22. How often we find the word 'idealism' used in
a context where instead of making matters better, the ideas behind it would
ultimately make them worse? Is not
'idealism' one of the most misused expressions in the English language? Indeed, one has to be extremely careful here,
to tread one's way with cautious feet, lest one inadvertently upsets the
precarious balance of realism and idealism in favour of an idealism that would
not only transpire to making matters worse than they were already, but would
simultaneously poison one's sense of realism and thereby transform one into the
most pernicious kind of idealist. For an
idealist in this sense isn't necessarily a man without any realism. On the contrary, he is usually a man who
stands reality on its head, in order that he may have the perverse pleasure of
disparaging it in the name of an impossible existence. And sometimes he isn't even that; sometimes
he is a man who is merely - playing with words!
23. The more one
conceives with the mind, the faculty of thought, the less one can perceive with
the senses. Eventually, the senses begin
to atrophy and the thinker, insofar as he is permitted, either accepts the
situation for what it is or, if worried by the noticeable deterioration in the
condition of his sensual perception, attempts to give more attention to the
senses, even to the extent of becoming a sort of sensualist. But the most likely way for a thinker to do
so is, of course, to think on the value of the senses and then possibly write
in praise of sensuality,
establishing a subtle self-deception in the interests of
thought. For a thinker is always
prepared to turn his private mistakes or shortcomings into a public lesson,
albeit duly disguised under the mantle of objective thought.
24. The more one
utilizes one's energies and talents in one context, the less one can utilize
them in another. If, as a writer, one
spends a few months typing-up a work which one had previously drafted in ink,
one will become a fairly good typist but a comparatively poor writer, and, in
returning to one's notebook at a later date, will probably have to persevere
with a certain degree of creative incompetence or impotence for a few days,
while retraining one's mind to slot into the groove of creative writing
again. Thus it could be contended that
habit rather than talent or intelligence is the fundamental mainstay behind the
literary achievements of creative writers.

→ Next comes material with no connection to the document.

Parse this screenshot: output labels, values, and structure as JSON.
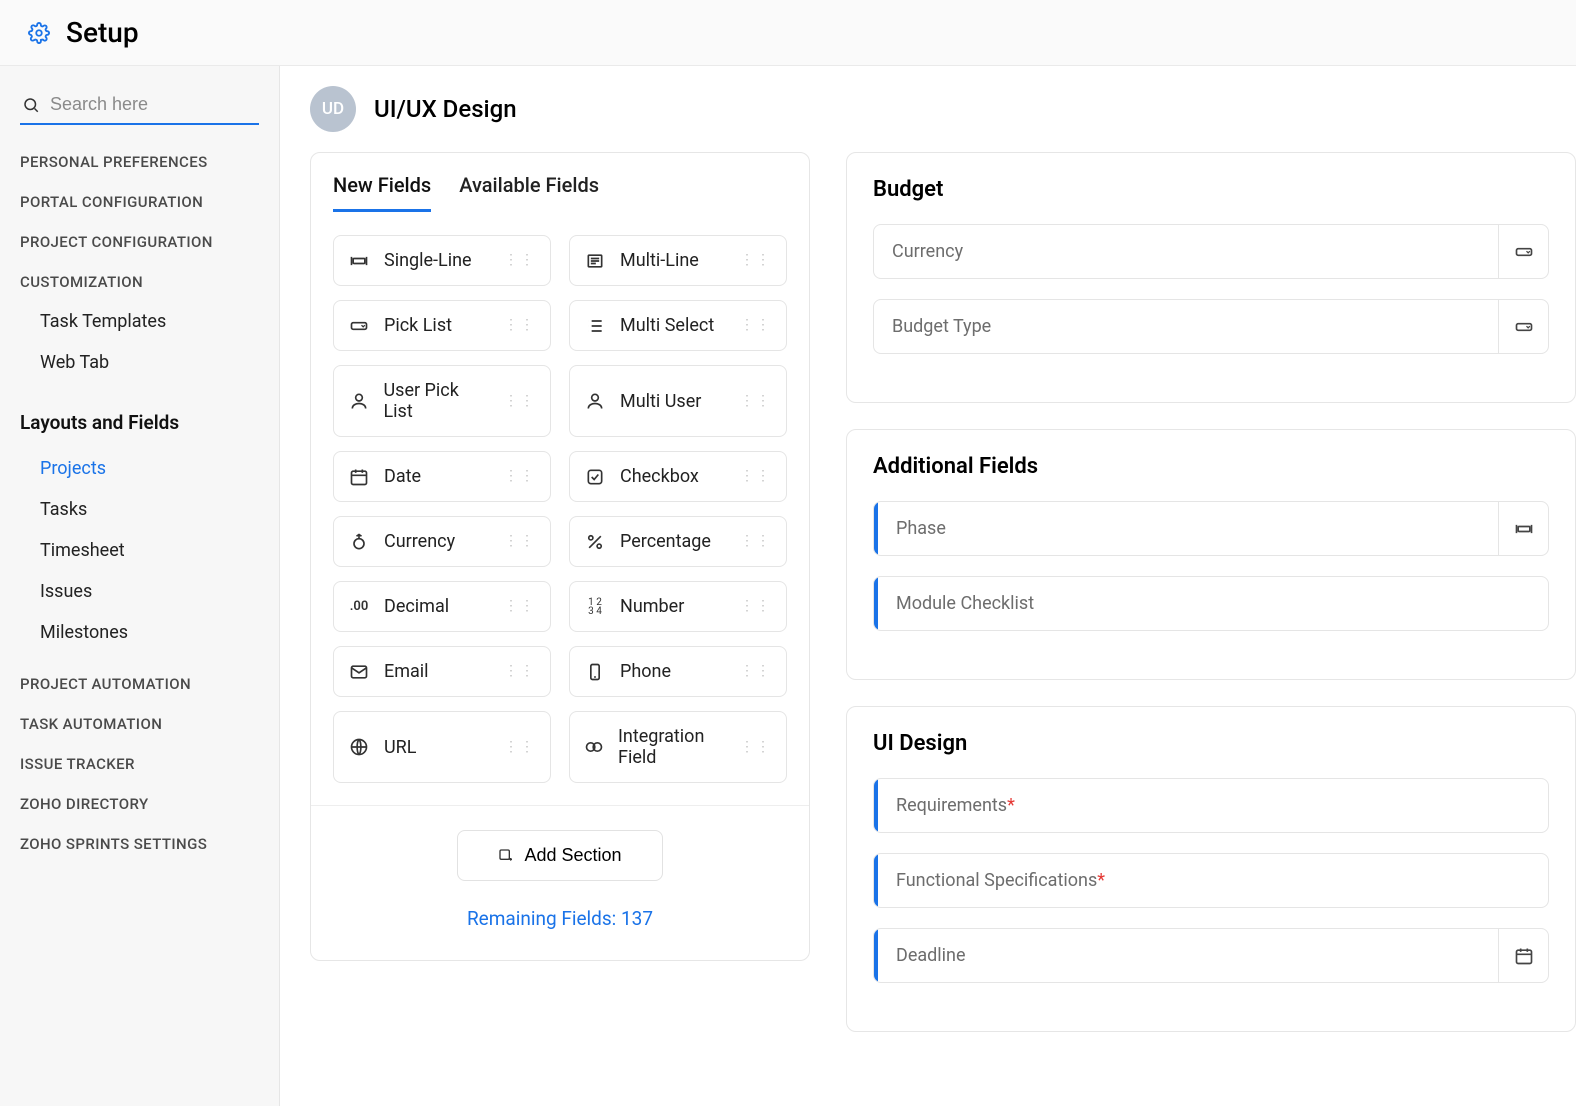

Without routine all is lost. The
mind goes where we send it, and if we send it away from our creative tasks,
then we have only ourselves to blame when it proves less than responsive to
creation at a later date. We shouldn't
accuse it, on returning from some other preoccupation, of being insufficiently
creative when, as often happens, we hadn't conditioned it to being such!
25. To be a thinker, in
the deepest sense of that term, one must have all day in which to cultivate the
difficult art of thinking, all day in which to live as a philosopher. One cannot be a thinker in one's spare time,
after one has done one's duty elsewhere.
For one will not only have to contend with the relative negativity of
the evening (assuming one works during the day), the shortage of time in which
to collect and develop one's thoughts, the fact of knowing oneself to be an
amateur thinker on account of one's diurnal occupation and its possibly
humbling effects upon one's psychology (not to mention the humbling effects
that certain fellow workers may have on it), the reduction of energy and
commitment one experiences in consequence of the effects of that occupation,
the possibility of neighbour or family distractions, and the temptation to relax,
to indulge in reading, listening to music, watching television, holding
conversation, etc., as a natural inclination,
but, in addition to some or all of these factors, one will also have to contend
with the virtual inevitability that one's objectively-oriented conditioning
during the day, far from enhancing one's ability to think deeply, actually
reduces it, so that, in spite of any good intentions one may have, one would
ultimately be fighting a lost cause. In
sum, one can only be a thinker professionally, not in one's spare time!